Si vous sortez un tant soit peu à Toulouse, vous l’avez forcément entendu mixer au moins une fois. Depuis plusieurs années YEAHMAN écume bars et soirées toulousaines pour distiller sa musique et défendre une certaine idée de la fête. Avec la sortie de son premier EP et la reprise de ses soirées « Ghetto Sonido », l’occasion était toute trouvée pour qu’In the Morning aille discuter un peu avec lui. 

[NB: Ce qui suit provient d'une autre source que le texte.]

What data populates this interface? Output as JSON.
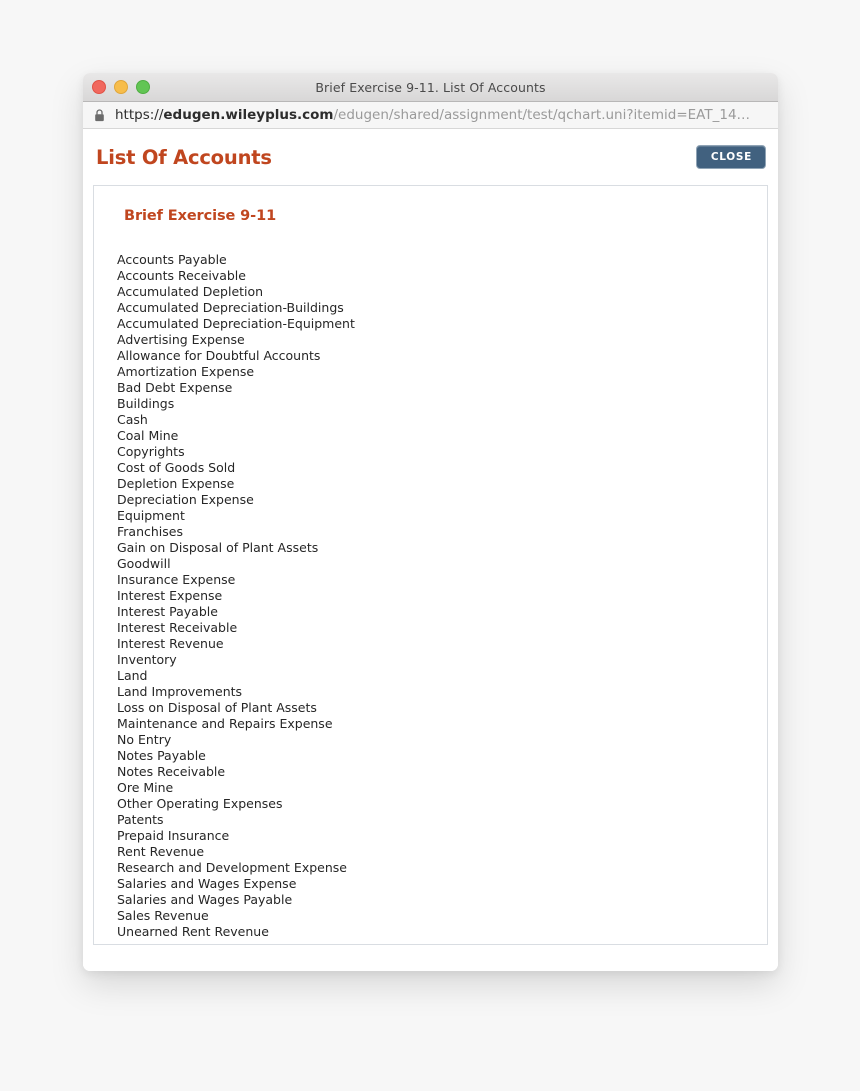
{
  "window": {
    "title": "Brief Exercise 9-11. List Of Accounts",
    "traffic_lights": [
      "close",
      "minimize",
      "zoom"
    ],
    "colors": {
      "red": "#f1685e",
      "yellow": "#f7bd4b",
      "green": "#62c554"
    }
  },
  "urlbar": {
    "scheme": "https://",
    "host": "edugen.wileyplus.com",
    "path": "/edugen/shared/assignment/test/qchart.uni?itemid=EAT_14…",
    "lock_icon": "lock-icon"
  },
  "page": {
    "title": "List Of Accounts",
    "close_label": "CLOSE",
    "accent_color": "#c0461f",
    "close_button_color": "#41617f"
  },
  "content": {
    "exercise_title": "Brief Exercise 9-11",
    "accounts": [
      "Accounts Payable",
      "Accounts Receivable",
      "Accumulated Depletion",
      "Accumulated Depreciation-Buildings",
      "Accumulated Depreciation-Equipment",
      "Advertising Expense",
      "Allowance for Doubtful Accounts",
      "Amortization Expense",
      "Bad Debt Expense",
      "Buildings",
      "Cash",
      "Coal Mine",
      "Copyrights",
      "Cost of Goods Sold",
      "Depletion Expense",
      "Depreciation Expense",
      "Equipment",
      "Franchises",
      "Gain on Disposal of Plant Assets",
      "Goodwill",
      "Insurance Expense",
      "Interest Expense",
      "Interest Payable",
      "Interest Receivable",
      "Interest Revenue",
      "Inventory",
      "Land",
      "Land Improvements",
      "Loss on Disposal of Plant Assets",
      "Maintenance and Repairs Expense",
      "No Entry",
      "Notes Payable",
      "Notes Receivable",
      "Ore Mine",
      "Other Operating Expenses",
      "Patents",
      "Prepaid Insurance",
      "Rent Revenue",
      "Research and Development Expense",
      "Salaries and Wages Expense",
      "Salaries and Wages Payable",
      "Sales Revenue",
      "Unearned Rent Revenue"
    ]
  }
}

À le voir aussi souvent et dans autant d’endroits s’agiter derrière ses platines, on se doutait que Yeahman devait avoir un petit coté hyperactif, une impression qui se vérifie dès le début de l’interview. Et comme il a plein de choses à raconter, c’est plutôt pas mal.

L’histoire de Yeahman commence en 2012. À la différence de beaucoup de DJ de sa génération, il ne se tourne pas vers une musique purement électronique : la faute à de multiples influences nées de ses voyages.

« J’ai été plusieurs fois en Amérique du sud, dans plusieurs pays, c’est un continent qui m’a toujours fasciné. Du coup fatalement la musique que j’avais envie de faire était marquée par ce que j’avais pu entendre la-bas ». 

Un choix aussi influencé par son histoire personnelle ; guitariste et pianiste de formation, il en a gardé le goût des instruments, et n’envisageait pas d’arrêter. D’où son inclinaison vers des sons lui permettant de continuer à pratiquer et enregistrer des parties instrumentales.

Aujourd’hui, Yeahman se classe dans ce qu’on appelle Tropical Bass, une musique métissée, influencée par tous les dancefloors du monde. Les musiques populaires d’Amérique Latine, d’Afrique ou des Balkans se mêlent dans ses mixs, avec comme fil rouge la volonté de faire découvrir des artistes ou styles musicaux rarement mis à l’honneur en France.

Un état de fait qui est pourtant en train d’évoluer. Une vague cumbia à déferlé sur la France à la suite de la Yegros ou du Gato Negro. Une vague qui touche de plus en plus de DJs, et de plus en plus le public. Ce qui n’étonne pas forcément Yeahman.

« Je crois que le public avait aussi envie d’autre chose que l’electro qu’on nous propose dans beaucoup de soirées. Revenir à quelque chose de plus dansant, plus instrumental. Avec l’offre musicale qui se mondialise de plus en plus, c’est aussi normal qu’on découvre des sons qui viennent d’ailleurs que Londres ou Berlin »

C’est d’ailleurs sur un label sud américain, Frente Bolivarista, que Yeahman a sorti son premier EP « Transborda ». Un EP qu’il défend dans toute la France, mais aussi à l’étranger, notamment au printemps dernier lors d’une tournée au Mexique.

Mais Yeahman n’est pas seulement DJ. Depuis quelques années il organise aussi des soirées qui se sont petit à petit fait un nom dans la nuit toulousaine. Après une pause qui lui a permis de se consacrer à la réalisation et l’enregistrement de son EP, les « Ghetto Sonido » sont de retour au Rex.

« Organiser ces soirées, c’est une idée qui s’est imposée assez vite pour moi. D’abord parce que on sentait qu’il y avait de la place pour ça à Toulouse, où l’influence espagnole et latino américaine est quand même très présente. Il y avait forcément un public pour ce genre de son. »

C’est aussi l’occasion d’inviter des artistes qu’il écoute et qu’il aime.

« C’est vrai qu’il y à aussi la volonté de me faire plaisir. Beaucoup d’artistes que j’écoute ne viennent jamais à Toulouse, organiser des soirées c’était un moyen pour moi de les faire jouer ici »

Un plaisir qui semble partagé par le public, toujours nombreux aux soirées « Ghetto Sonido ».